Tantangan Pemerintahan Joko Widodo dan Jusuf Kalla di bidang hukum sangat berat.
Apalagi saat ini terdapat 168 undang-undang (UU) saling bertabrakan atau tumpang tindih dan 600 peraturan daerah (perda) yang bertentangan dengan UU.
Silang sengkarut peraturan perundang-undangan tersebut membuat pemerintah bingung harus dimulai dari mana penegakan hukum dilakukan.
Menurut pakar hukum pidana dari Universitas Indonesia (UI), Ganjar Laksmana, penegakan hukum dimulai dari semua lini, tetapi yang utama dari kepolisian.
“Penegakan hukum dan pemberantasan korupsi pertama-tama dimulai dari polisinya,” kata Ganjar dalam Dialog Kenegaraan bertema ‘Tantangan Pemerintahan Jokowi-JK” di Jakarta, Rabu (27/8).
Ganjar menjelaskan, isu utama dalam penegakan hukum adalah korupsi. Karena itu, prioritas pembenahan adalah polisi.
“Kenapa polisi? Karena pintu gerbang sistem peradilan atau justice system adalah kepolisian. Dia berada di gerbang paling depan dalam pemberantasan korupsi,” kata Ganjar.
Kalau prioritasnya polisi, lanjut Ganjar, pertanyaannya, mulainya dari mana? “Dari Polantas,” katanya.
Kenapa Polantas? Karena Polantas adalah wajah sesungguhnya polri yang mudah dilihat masyarakat.

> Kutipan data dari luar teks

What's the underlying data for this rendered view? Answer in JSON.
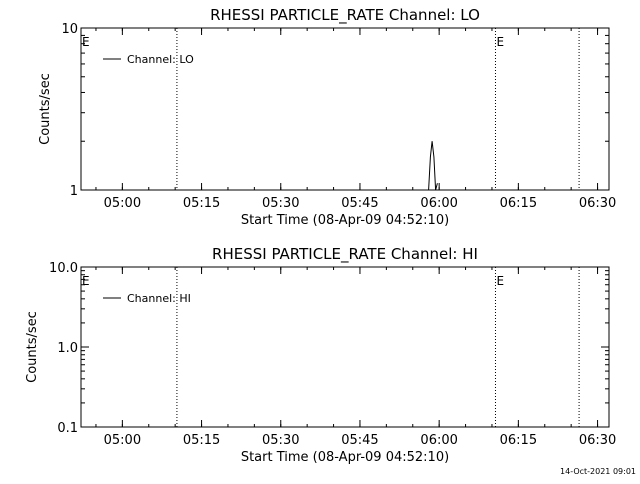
{
  "timestamp": "14-Oct-2021 09:01",
  "chart_data": [
    {
      "type": "line",
      "title": "RHESSI PARTICLE_RATE Channel: LO",
      "xlabel": "Start Time (08-Apr-09 04:52:10)",
      "ylabel": "Counts/sec",
      "yscale": "log",
      "ylim": [
        1,
        10
      ],
      "ytick_values": [
        1,
        10
      ],
      "ytick_labels": [
        "1",
        "10"
      ],
      "xlim": [
        "04:52:10",
        "06:32:10"
      ],
      "xtick_values": [
        "05:00",
        "05:15",
        "05:30",
        "05:45",
        "06:00",
        "06:15",
        "06:30"
      ],
      "xtick_labels": [
        "05:00",
        "05:15",
        "05:30",
        "05:45",
        "06:00",
        "06:15",
        "06:30"
      ],
      "vlines": [
        "05:10:20",
        "06:10:40",
        "06:26:30"
      ],
      "event_markers": [
        {
          "label": "E",
          "time": "04:52:10"
        },
        {
          "label": "E",
          "time": "06:10:40"
        }
      ],
      "legend": {
        "placement": "top-left",
        "entries": [
          "Channel: LO"
        ]
      },
      "series": [
        {
          "name": "Channel: LO",
          "x": [
            "05:58:00",
            "05:58:20",
            "05:58:40",
            "05:59:00",
            "05:59:20",
            "05:59:40"
          ],
          "y": [
            1,
            1.6,
            2.0,
            1.6,
            1,
            1.1
          ]
        }
      ]
    },
    {
      "type": "line",
      "title": "RHESSI PARTICLE_RATE Channel: HI",
      "xlabel": "Start Time (08-Apr-09 04:52:10)",
      "ylabel": "Counts/sec",
      "yscale": "log",
      "ylim": [
        0.1,
        10
      ],
      "ytick_values": [
        0.1,
        1,
        10
      ],
      "ytick_labels": [
        "0.1",
        "1.0",
        "10.0"
      ],
      "xlim": [
        "04:52:10",
        "06:32:10"
      ],
      "xtick_values": [
        "05:00",
        "05:15",
        "05:30",
        "05:45",
        "06:00",
        "06:15",
        "06:30"
      ],
      "xtick_labels": [
        "05:00",
        "05:15",
        "05:30",
        "05:45",
        "06:00",
        "06:15",
        "06:30"
      ],
      "vlines": [
        "05:10:20",
        "06:10:40",
        "06:26:30"
      ],
      "event_markers": [
        {
          "label": "E",
          "time": "04:52:10"
        },
        {
          "label": "E",
          "time": "06:10:40"
        }
      ],
      "legend": {
        "placement": "top-left",
        "entries": [
          "Channel: HI"
        ]
      },
      "series": [
        {
          "name": "Channel: HI",
          "x": [],
          "y": []
        }
      ]
    }
  ]
}
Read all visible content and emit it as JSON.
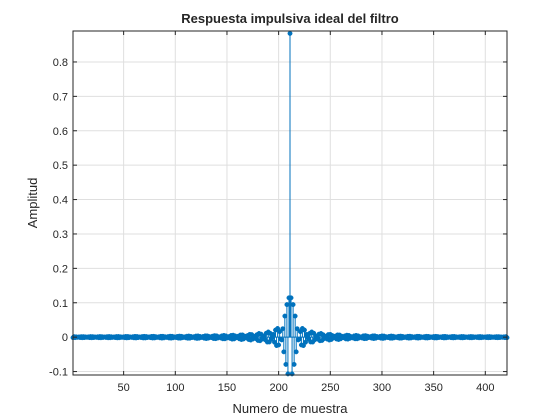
{
  "chart_data": {
    "type": "stem",
    "title": "Respuesta impulsiva ideal del filtro",
    "xlabel": "Numero de muestra",
    "ylabel": "Amplitud",
    "xlim": [
      1,
      421
    ],
    "ylim": [
      -0.11,
      0.89
    ],
    "xticks": [
      50,
      100,
      150,
      200,
      250,
      300,
      350,
      400
    ],
    "yticks": [
      -0.1,
      0,
      0.1,
      0.2,
      0.3,
      0.4,
      0.5,
      0.6,
      0.7,
      0.8
    ],
    "ytick_labels": [
      "-0.1",
      "0",
      "0.1",
      "0.2",
      "0.3",
      "0.4",
      "0.5",
      "0.6",
      "0.7",
      "0.8"
    ],
    "grid": true,
    "series_color": "#0072bd",
    "peak_index": 211,
    "peak_value": 0.883,
    "length": 421,
    "signal_model": {
      "form": "ideal sinc impulse response",
      "cutoff_ratio": 0.883,
      "x_start": 1,
      "x_end": 421
    }
  }
}
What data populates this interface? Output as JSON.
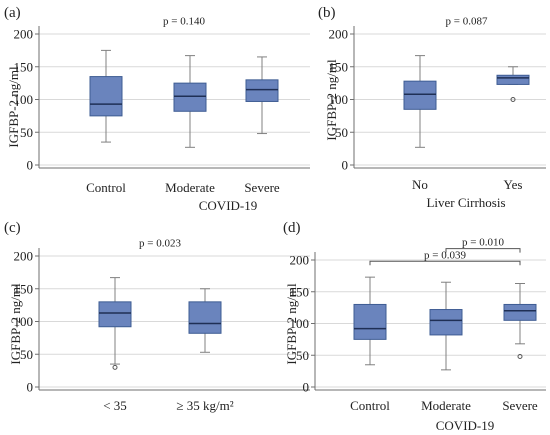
{
  "colors": {
    "box_fill": "#6a84bd",
    "box_stroke": "#3e5c93",
    "median": "#1f2f55",
    "axis": "#6f6f6f",
    "grid": "#d9d9d9"
  },
  "chart_data": [
    {
      "type": "box",
      "panel": "(a)",
      "ylabel": "IGFBP-2 ng/ml",
      "xlabel": "COVID-19",
      "ylim": [
        0,
        200
      ],
      "yticks": [
        0,
        50,
        100,
        150,
        200
      ],
      "grid": true,
      "categories": [
        "Control",
        "Moderate",
        "Severe"
      ],
      "boxes": [
        {
          "min": 35,
          "q1": 75,
          "median": 93,
          "q3": 135,
          "max": 175,
          "outliers": []
        },
        {
          "min": 27,
          "q1": 82,
          "median": 105,
          "q3": 125,
          "max": 167,
          "outliers": []
        },
        {
          "min": 48,
          "q1": 97,
          "median": 115,
          "q3": 130,
          "max": 165,
          "outliers": []
        }
      ],
      "annotations": [
        {
          "text": "p = 0.140",
          "from": 0,
          "to": 2,
          "y": 210,
          "bracket": false
        }
      ]
    },
    {
      "type": "box",
      "panel": "(b)",
      "ylabel": "IGFBP-2 ng/ml",
      "xlabel": "Liver Cirrhosis",
      "ylim": [
        0,
        200
      ],
      "yticks": [
        0,
        50,
        100,
        150,
        200
      ],
      "grid": true,
      "categories": [
        "No",
        "Yes"
      ],
      "boxes": [
        {
          "min": 27,
          "q1": 85,
          "median": 108,
          "q3": 128,
          "max": 167,
          "outliers": []
        },
        {
          "min": 123,
          "q1": 123,
          "median": 133,
          "q3": 137,
          "max": 150,
          "outliers": [
            100
          ]
        }
      ],
      "annotations": [
        {
          "text": "p = 0.087",
          "from": 0,
          "to": 1,
          "y": 210,
          "bracket": false
        }
      ]
    },
    {
      "type": "box",
      "panel": "(c)",
      "ylabel": "IGFBP-2 ng/ml",
      "xlabel": "",
      "ylim": [
        0,
        200
      ],
      "yticks": [
        0,
        50,
        100,
        150,
        200
      ],
      "grid": true,
      "categories": [
        "< 35",
        "≥ 35 kg/m²"
      ],
      "boxes": [
        {
          "min": 35,
          "q1": 92,
          "median": 113,
          "q3": 130,
          "max": 167,
          "outliers": [
            30
          ]
        },
        {
          "min": 53,
          "q1": 82,
          "median": 97,
          "q3": 130,
          "max": 150,
          "outliers": []
        }
      ],
      "annotations": [
        {
          "text": "p = 0.023",
          "from": 0,
          "to": 1,
          "y": 210,
          "bracket": false
        }
      ]
    },
    {
      "type": "box",
      "panel": "(d)",
      "ylabel": "IGFBP-2 ng/ml",
      "xlabel": "COVID-19",
      "ylim": [
        0,
        200
      ],
      "yticks": [
        0,
        50,
        100,
        150,
        200
      ],
      "grid": true,
      "categories": [
        "Control",
        "Moderate",
        "Severe"
      ],
      "boxes": [
        {
          "min": 35,
          "q1": 75,
          "median": 92,
          "q3": 130,
          "max": 173,
          "outliers": []
        },
        {
          "min": 27,
          "q1": 82,
          "median": 105,
          "q3": 122,
          "max": 165,
          "outliers": []
        },
        {
          "min": 68,
          "q1": 105,
          "median": 120,
          "q3": 130,
          "max": 163,
          "outliers": [
            48
          ]
        }
      ],
      "annotations": [
        {
          "text": "p = 0.039",
          "from": 0,
          "to": 2,
          "y": 198,
          "bracket": true
        },
        {
          "text": "p = 0.010",
          "from": 1,
          "to": 2,
          "y": 218,
          "bracket": true
        }
      ]
    }
  ]
}
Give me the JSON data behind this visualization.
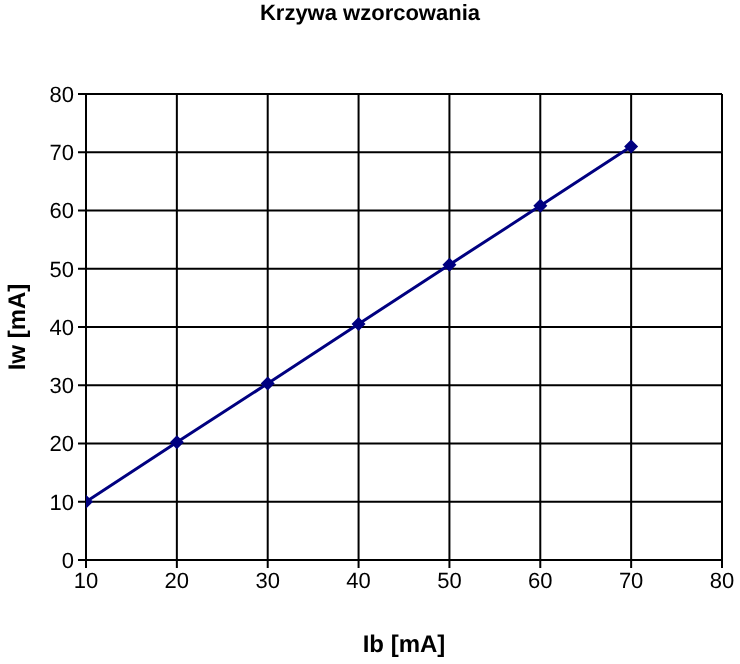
{
  "chart_data": {
    "type": "line",
    "title": "Krzywa wzorcowania",
    "xlabel": "Ib [mA]",
    "ylabel": "Iw [mA]",
    "x": [
      10,
      20,
      30,
      40,
      50,
      60,
      70
    ],
    "series": [
      {
        "color": "#000080",
        "values": [
          10,
          20.2,
          30.3,
          40.5,
          50.7,
          60.8,
          71
        ]
      }
    ],
    "xlim": [
      10,
      80
    ],
    "xticks": [
      10,
      20,
      30,
      40,
      50,
      60,
      70,
      80
    ],
    "ylim": [
      0,
      80
    ],
    "yticks": [
      0,
      10,
      20,
      30,
      40,
      50,
      60,
      70,
      80
    ],
    "grid": true,
    "legend": false,
    "marker": "diamond",
    "line_style": "solid"
  }
}
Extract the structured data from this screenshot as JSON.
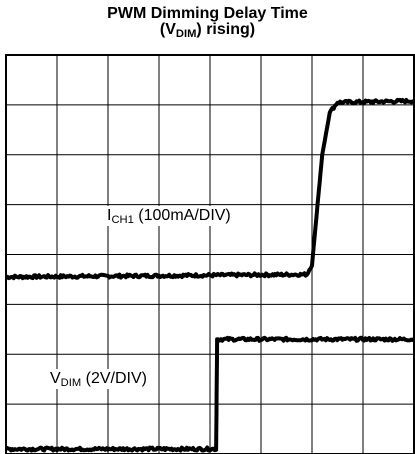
{
  "chart_data": {
    "type": "line",
    "title_line1": "PWM Dimming Delay Time",
    "title_line2": {
      "open": "(V",
      "sub": "DIM",
      "close": ") rising)"
    },
    "grid": true,
    "grid_divisions": {
      "x": 8,
      "y": 8
    },
    "xlim": [
      0,
      8
    ],
    "ylim": [
      0,
      8
    ],
    "series": [
      {
        "label": {
          "main": "I",
          "sub": "CH1",
          "rest": " (100mA/DIV)"
        },
        "x": [
          0,
          5.9,
          6.0,
          6.1,
          6.2,
          6.35,
          6.5,
          8
        ],
        "y": [
          3.55,
          3.6,
          3.8,
          4.9,
          6.0,
          6.85,
          7.05,
          7.08
        ],
        "noise": 0.03
      },
      {
        "label": {
          "main": "V",
          "sub": "DIM",
          "rest": " (2V/DIV)"
        },
        "x": [
          0,
          4.12,
          4.14,
          8
        ],
        "y": [
          0.1,
          0.1,
          2.3,
          2.3
        ],
        "noise": 0.03
      }
    ]
  }
}
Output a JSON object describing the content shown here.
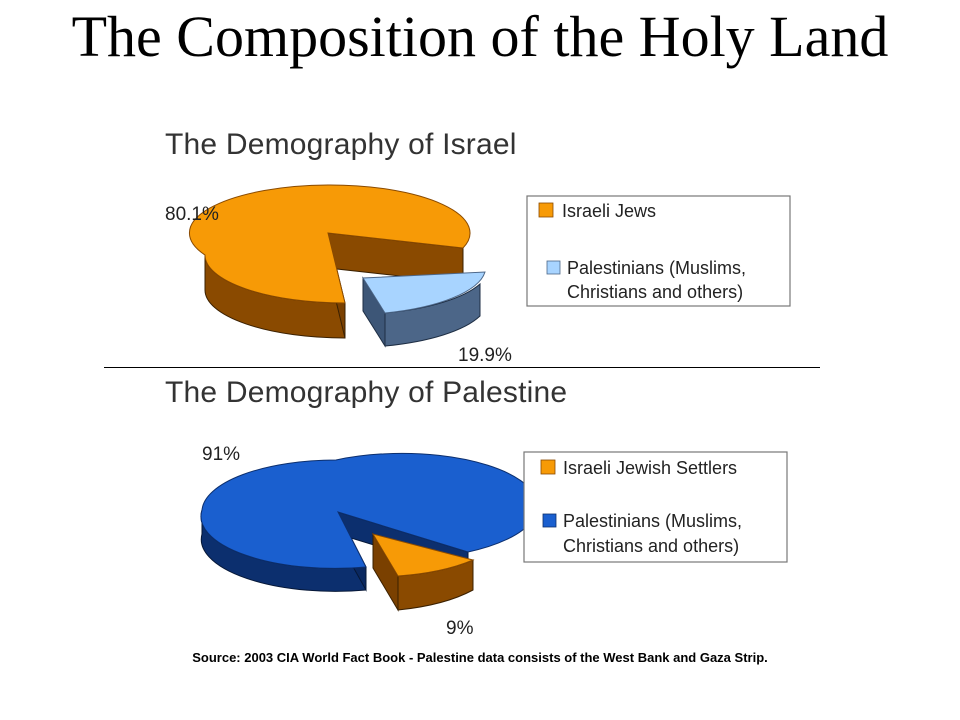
{
  "slide_title": "The Composition of the Holy Land",
  "source_note": "Source: 2003 CIA World Fact Book - Palestine data consists of the West Bank and Gaza Strip.",
  "chart_data": [
    {
      "type": "pie",
      "title": "The Demography of Israel",
      "slices": [
        {
          "label": "Israeli Jews",
          "value": 80.1,
          "value_label": "80.1%",
          "color": "#f79a06",
          "side_color": "#8a4a00"
        },
        {
          "label": "Palestinians (Muslims, Christians and others)",
          "value": 19.9,
          "value_label": "19.9%",
          "color": "#a8d4ff",
          "side_color": "#4c6688"
        }
      ],
      "legend": {
        "placement": "right",
        "entries": [
          "Israeli Jews",
          "Palestinians (Muslims,",
          "Christians and others)"
        ]
      }
    },
    {
      "type": "pie",
      "title": "The Demography of Palestine",
      "slices": [
        {
          "label": "Israeli Jewish Settlers",
          "value": 9,
          "value_label": "9%",
          "color": "#f79a06",
          "side_color": "#8a4a00"
        },
        {
          "label": "Palestinians (Muslims, Christians and others)",
          "value": 91,
          "value_label": "91%",
          "color": "#1a5fcf",
          "side_color": "#0c2f6e"
        }
      ],
      "legend": {
        "placement": "right",
        "entries": [
          "Israeli Jewish Settlers",
          "Palestinians (Muslims,",
          "Christians and others)"
        ]
      }
    }
  ]
}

Kalau satu orang ditilang di jalan, seribu mata melihat peristiwa itu. Mereka menyaksikan proses penilangan.
“Berbeda kalau hakim atau jaksa nakal yang korupsi, mereka lakukan empat mata di ruangan tertutup. Tetapi Polantas tidak, lokasinya di jalan raya yang mudah dilihat ribuan mata. Maka, ketika Polantas memeras pengendara, orang akan dengan muda menilai polisi korupsi,” katanya.
Kalau Polantas diberesi, kata Ganjar, ada dua keuntungan yang didapat. Pertama, kemacetan bisa teratasi. Pengendara tidak berani mengendara kalau tidak punya surat izin mengemudi (SIM), karena polisi tidak bisa dibayar.